Five Rings to Rule Them All
This is the second Saturday of the Winter Olympics. This means that the sportswriters and broadcasters covering the event can no longer remember their lives before the Games began, and the notion that there is a future where the Games will not be taking place is simply inconceivable. Their lives have boiled down to a few essentials -- the bus schedule, their deadlines, the packets of notes that will allow them to spell Belariusian names correctly, and remembering to step carefully where it's icy.My former colleagues deserve no sympathy, nor am I asking for any. Covering an Olympics is exhilarating. The hours are long, but so what? You're at the world festival of world championships, attempting to understand athletes from hundreds of countries and what they do and communicate your understanding to the best of your ability. Being surrounded by people who are all busting their ass to excel is good for you. Anyone who attends an Olympics in any capacity and isn't thereby motivated to do their utmost best in their chosen field of endeavor is a sorry soul indeed.
You are also almost certainly in a part of the world that doesn't suck to look at. Whistler is one of the world's most beautiful ski resorts, and there aren't many ugly ones in that competition. At Lillehammer in 1994, I ended a particularly long day of Tonya-Nancy madness by walking alone up a hill to my lodging at about 2 a.m., accompanied only by the Northern Lights. Wasn't a road trip to Buffalo in November, that's for sure.
What the Olympics are, however, is disorienting -- the most disorienting travel experience of my life, even when I covered one in Atlanta. It is difficult to find the words to express how enveloping the Olympic experience is once you get inside it. Another country doesn't do it justice -- you're living on another planet. It truly is what ESPN claims to be, all sports all the time, from waking up to dropping into a troubled sleep dreaming about the rules of archery or ice dancing.
There is no world, national or local news on Planet Olympus. There's agate results of a zillion sports instead. If there was one place on earth where people weren't talking about Tiger Woods yesterday, it was within the venues of the 2010 Winter Games. The non-Olympic time-space continuum becomes less and less of a factor in one's consciousness the longer one is at the Games. And that effect of separation from real life was just as pronounced in Atlanta as it was in Sydney, maybe more, because the city I no longer paid attention to was so familiar.
The closest real world experience I can compare to covering an Olympics is cramming for an exam in college.

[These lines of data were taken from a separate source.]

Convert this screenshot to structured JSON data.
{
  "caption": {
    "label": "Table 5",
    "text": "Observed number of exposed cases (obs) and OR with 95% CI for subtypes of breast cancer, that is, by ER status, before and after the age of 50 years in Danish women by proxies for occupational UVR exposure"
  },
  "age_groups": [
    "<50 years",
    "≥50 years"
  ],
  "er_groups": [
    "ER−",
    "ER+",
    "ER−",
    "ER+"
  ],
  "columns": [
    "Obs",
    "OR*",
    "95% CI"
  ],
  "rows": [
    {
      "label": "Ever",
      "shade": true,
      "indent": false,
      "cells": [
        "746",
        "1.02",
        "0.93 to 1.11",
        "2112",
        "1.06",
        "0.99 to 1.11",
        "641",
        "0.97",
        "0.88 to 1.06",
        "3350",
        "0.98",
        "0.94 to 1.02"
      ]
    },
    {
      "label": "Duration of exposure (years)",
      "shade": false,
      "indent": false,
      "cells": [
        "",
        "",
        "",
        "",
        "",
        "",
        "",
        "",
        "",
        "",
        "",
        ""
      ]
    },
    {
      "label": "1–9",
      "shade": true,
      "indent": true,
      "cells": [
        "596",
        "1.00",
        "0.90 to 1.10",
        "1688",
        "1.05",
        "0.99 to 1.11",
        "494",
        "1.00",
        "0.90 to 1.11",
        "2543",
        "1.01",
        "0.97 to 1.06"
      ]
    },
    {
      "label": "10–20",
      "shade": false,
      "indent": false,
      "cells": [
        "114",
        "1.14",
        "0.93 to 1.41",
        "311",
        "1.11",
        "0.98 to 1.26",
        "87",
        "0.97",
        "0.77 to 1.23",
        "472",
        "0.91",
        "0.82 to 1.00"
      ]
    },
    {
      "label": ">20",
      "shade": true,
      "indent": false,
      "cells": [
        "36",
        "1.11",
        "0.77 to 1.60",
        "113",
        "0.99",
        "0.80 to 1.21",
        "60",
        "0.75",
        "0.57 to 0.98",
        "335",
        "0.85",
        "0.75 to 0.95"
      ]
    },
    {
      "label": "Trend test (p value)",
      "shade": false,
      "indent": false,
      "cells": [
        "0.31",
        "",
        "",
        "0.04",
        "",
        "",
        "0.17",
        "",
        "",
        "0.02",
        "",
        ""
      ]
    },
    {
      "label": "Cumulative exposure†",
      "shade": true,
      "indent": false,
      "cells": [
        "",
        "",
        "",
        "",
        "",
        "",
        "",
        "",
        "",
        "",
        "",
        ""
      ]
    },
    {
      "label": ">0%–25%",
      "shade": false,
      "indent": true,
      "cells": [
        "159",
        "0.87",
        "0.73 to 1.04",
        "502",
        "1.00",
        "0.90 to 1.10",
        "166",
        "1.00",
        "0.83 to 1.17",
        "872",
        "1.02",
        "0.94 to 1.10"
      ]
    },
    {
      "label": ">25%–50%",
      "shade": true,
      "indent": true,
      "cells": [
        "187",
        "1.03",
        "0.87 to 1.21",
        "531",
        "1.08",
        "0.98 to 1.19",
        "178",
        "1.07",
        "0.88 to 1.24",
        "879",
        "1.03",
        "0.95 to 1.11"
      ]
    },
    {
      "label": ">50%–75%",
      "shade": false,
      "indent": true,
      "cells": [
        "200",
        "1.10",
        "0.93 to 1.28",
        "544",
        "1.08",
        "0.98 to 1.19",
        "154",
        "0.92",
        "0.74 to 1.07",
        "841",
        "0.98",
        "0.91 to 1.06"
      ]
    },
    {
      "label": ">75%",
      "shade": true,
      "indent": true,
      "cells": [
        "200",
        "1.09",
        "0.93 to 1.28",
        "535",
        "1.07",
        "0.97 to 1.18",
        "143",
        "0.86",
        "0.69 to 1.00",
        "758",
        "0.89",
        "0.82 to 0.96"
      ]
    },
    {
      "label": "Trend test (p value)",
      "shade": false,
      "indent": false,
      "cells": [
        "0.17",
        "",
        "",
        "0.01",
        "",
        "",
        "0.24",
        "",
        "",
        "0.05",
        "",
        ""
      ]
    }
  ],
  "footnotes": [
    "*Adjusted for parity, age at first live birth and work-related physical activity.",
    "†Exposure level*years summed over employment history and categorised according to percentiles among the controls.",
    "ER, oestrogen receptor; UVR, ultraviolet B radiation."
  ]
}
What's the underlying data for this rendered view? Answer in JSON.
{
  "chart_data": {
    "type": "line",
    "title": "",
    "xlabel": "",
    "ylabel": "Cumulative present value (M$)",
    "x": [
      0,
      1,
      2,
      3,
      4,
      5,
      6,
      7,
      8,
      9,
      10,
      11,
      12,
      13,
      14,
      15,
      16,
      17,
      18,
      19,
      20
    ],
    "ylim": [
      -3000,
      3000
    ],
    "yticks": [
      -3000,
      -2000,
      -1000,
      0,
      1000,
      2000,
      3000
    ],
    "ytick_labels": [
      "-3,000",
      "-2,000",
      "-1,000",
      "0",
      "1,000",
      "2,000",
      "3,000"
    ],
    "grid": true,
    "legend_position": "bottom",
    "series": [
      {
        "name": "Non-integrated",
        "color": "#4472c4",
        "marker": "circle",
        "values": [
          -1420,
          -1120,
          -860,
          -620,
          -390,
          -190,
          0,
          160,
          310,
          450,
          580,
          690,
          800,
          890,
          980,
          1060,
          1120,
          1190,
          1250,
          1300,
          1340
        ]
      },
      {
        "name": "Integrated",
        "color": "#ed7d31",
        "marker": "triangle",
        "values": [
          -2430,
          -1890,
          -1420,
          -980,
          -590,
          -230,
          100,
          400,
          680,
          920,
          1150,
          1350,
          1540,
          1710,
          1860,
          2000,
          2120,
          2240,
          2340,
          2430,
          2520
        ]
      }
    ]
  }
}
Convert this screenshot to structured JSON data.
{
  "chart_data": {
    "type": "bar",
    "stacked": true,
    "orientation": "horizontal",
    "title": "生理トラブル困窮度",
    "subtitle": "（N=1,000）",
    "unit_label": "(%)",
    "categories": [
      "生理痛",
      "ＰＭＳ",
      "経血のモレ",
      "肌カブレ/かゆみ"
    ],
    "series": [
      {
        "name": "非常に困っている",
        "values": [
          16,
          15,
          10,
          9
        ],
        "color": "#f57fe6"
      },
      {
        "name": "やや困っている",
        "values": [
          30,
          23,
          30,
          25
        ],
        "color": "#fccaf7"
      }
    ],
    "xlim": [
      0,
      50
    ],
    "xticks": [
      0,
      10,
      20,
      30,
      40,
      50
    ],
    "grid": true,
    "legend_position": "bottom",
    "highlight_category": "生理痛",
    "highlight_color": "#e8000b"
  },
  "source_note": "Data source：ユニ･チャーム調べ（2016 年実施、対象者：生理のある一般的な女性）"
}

You get no sleep, while obsessing over facts and topics that will mean nothing the moment the event/exam is over. And all around you, people appear to be having the best party ever, while you drag yourself to the library/fencing venue, feverishly trying to memorize names, dates, rules, etc. Now imagine 17 days straight of exams.
Isolation and focus on one subject also makes you a little strange. If being surrounded by athletes for whom the Games are a supreme moment of importance in their lives for three weeks is inspirational, it also breeds a certain lack of perspective. Taking sides in an argument over how figure skating is scored is not something most people would do no matter how advanced their state of inebriation. But I would have written a column doing just that if I were in Vancouver. And no matter which side I took, I'm sure I would have been damn bitter about it.
There are sportswriters, not many but a few, who do NOTHING but cover Olympics and the Olympic sports in non-Olympic years. At least two or three of them aren't completely nuts, but they're a minority among their peers. That beat involves a lot of travel to nice places (the IOC holds no meetings in East St. Louis, Illinois) but I think bomb disposal duty would be better for one's long term mental health.
So I hope readers will understand that while the four Olympics I covered remain in my memory as the professional and personal highlights of my sportswriting career, with only Super Bowl XXXVI, the 2003 ALCS and the 2004 World Series matching them, part of those memories is how glad I was when each of those Olympics was over, and I heard the magic words "We're number one for takeoff." For one thing, I was tired. Weren't you tired, dear reader, after all the greatest experiences of your life were over?
And oddly enough, one of the happiest of my Olympic memories is of going back to work after a few days off. It felt so great, covering an event which WASN'T the most important moment in the lives of all concerned.
There's a lot to be said for the experience of just another ballgame.